With all of our focus on how to make your wedding special, we thought it was important to highlight some ways to make your marriage awesome, too. Introducing “Snapshot of a Marriage,” a series from contributor Emily Westbrooks, who interviews couples on some of their secrets for a strong and successful marriage.
Not many couples can say they have a president to thank for their marriage, but Breck and Elizabeth can. During the gas shortages in 1978, President Jimmy Carter put limits on who could buy gas for their cars on certain days. Elizabeth forgot to fill up her car and ran out of gas, so she turned to fellow law school classmate Breck for a lift to the library that night. According to Elizabeth, “If Jimmy Carter hadn’t declared odd and even gas days, we might not have gotten together!”
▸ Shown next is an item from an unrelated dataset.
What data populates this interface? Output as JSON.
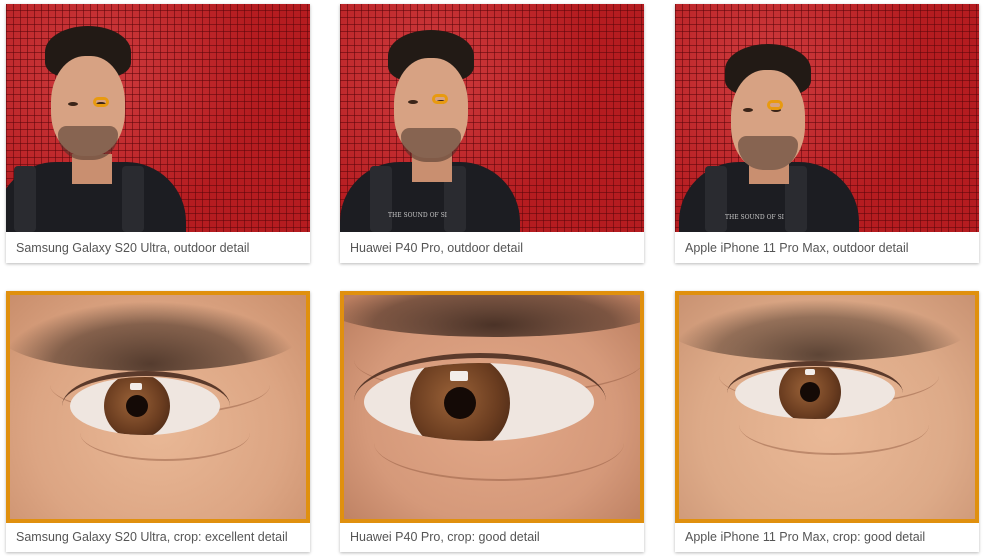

Instead of studying, the two spent hours in the coffee room, chatting away. But there were still a few kinks to work out early on. Both Elizabeth and Breck were recently divorced. They had been dating for a month when one of Breck’s housemates took Elizabeth aside and said he thought Breck should really be playing the field instead of getting serious so soon after his last marriage. That night on the way home, Elizabeth tried to slow things down with Breck, saying it was too soon for both of them. But Breck wasn’t having any of it. He pulled over to the side of the road and said, “Shut up, Elizabeth, I want to marry you!”
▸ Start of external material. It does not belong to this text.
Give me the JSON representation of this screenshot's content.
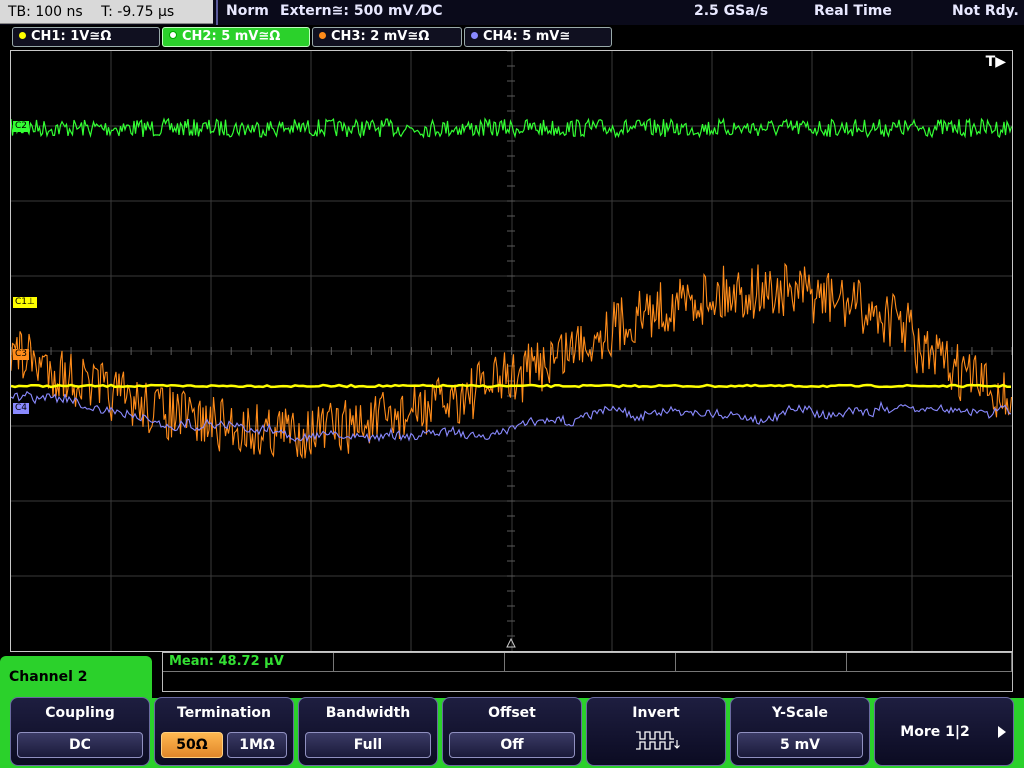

And that was that. A year and a half later, the two were married, and their friends and family all gathered to wish them well. That opinionated housemate of Breck’s? Even he got on board. Elizabeth says, “The ones who mattered to us had no problem with it.”
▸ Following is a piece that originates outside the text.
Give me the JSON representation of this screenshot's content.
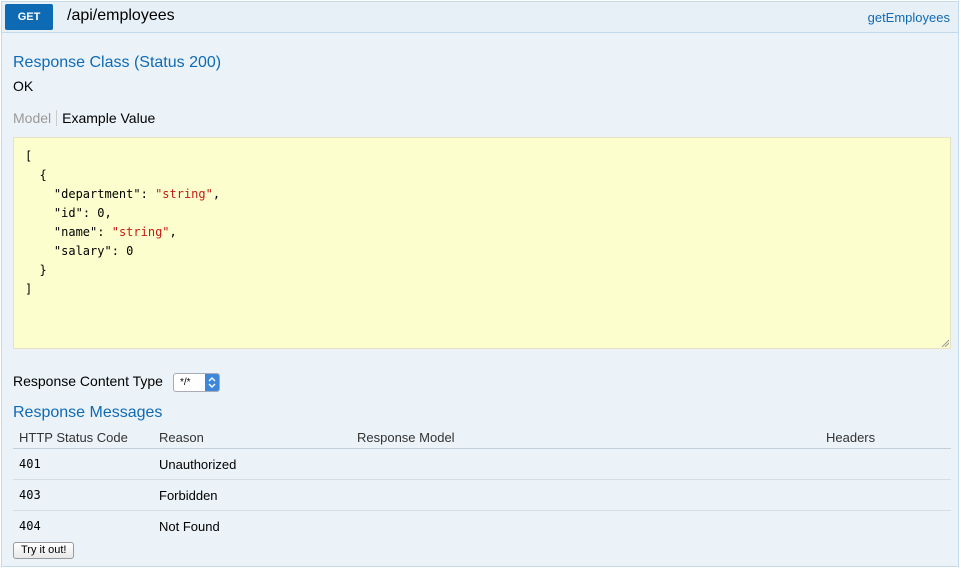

Breck offered Elizabeth a choice: an engagement ring or a honeymoon. She chose the latter and was pleasantly surprised when Breck planned a trip to Ireland to celebrate their wedding. Thirty-two years, two kids, and a few more dogs later, Elizabeth and Breck now enjoy traveling together, and have returned to Ireland six more times since their honeymoon!
Having both been married before, Breck and Elizabeth learned a few things before walking down the aisle again. “In my first marriage I was too quick to judge and be ready to argue about things,” says Elizabeth. Breck says, “You need someone there to be your friend. When times get bad, you’ve got friendship to lean back on.” Breck’s best trick for a happy marriage has been to maintain his sense of humor: “Even at 2am when life gets a little bit raw, you have to remember your sense of humor. You may not be able to laugh about it at the time, but you’ve got to try to set it up so you can laugh at it later.”